Grinnell Area Summer Camp and LINK Mentoring Group were other area youth enrichment programs who made weekly visits to the museum in the summer to look, think, talk, make, read, and write in response to the museum’s exhibition, culminating in a July celebration of learning and exhibition of the art created during their visits. During the celebration, the stories created by the children wrote about the museum’s artworks over the summer were printed and displayed next to the artworks that inspired them, and compiled into five handbound books which were distributed to LINK, Grinnell Area Summer Camp, Davis School Library and DCL.

In addition to the extensive youth outreach, the museum also hosted programming for adult engagement as well. In addition to weekly yoga classes led by Joy Jones, the museum organized regularly scheduled visits with two neurodiverse adult groups from, CIRSI and Newton Dayhab that involved looking, talking, and making.

With the understanding that rural transportation is challenging, GCMoA provided weekly free “take-away” activity bags (available at the GCMoA and DCL) for those that couldn’t attend the programs on site.
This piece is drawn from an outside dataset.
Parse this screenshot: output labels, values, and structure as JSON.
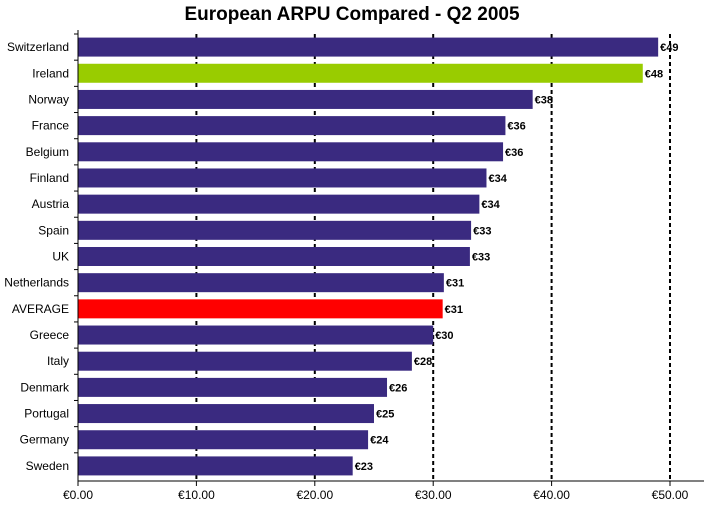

The activity bags contained reproductions from GCMoA’s collection with related activity guides and writing prompts, coloring pages featuring pieces from the GCMoA collection, art supplies, tiny blank books, recipes, and more.

Woodward says, “I’m thankful to be able to work with so many different audiences and terrific partner organizations using art as a way of connecting. GCMoA’s summer programs began 15 years ago with Art in the Park twice a week, and each year the programs have grown to include more. And every year the Sparkle Truck gets a little heavier, as kids leverage a little more joy from it.”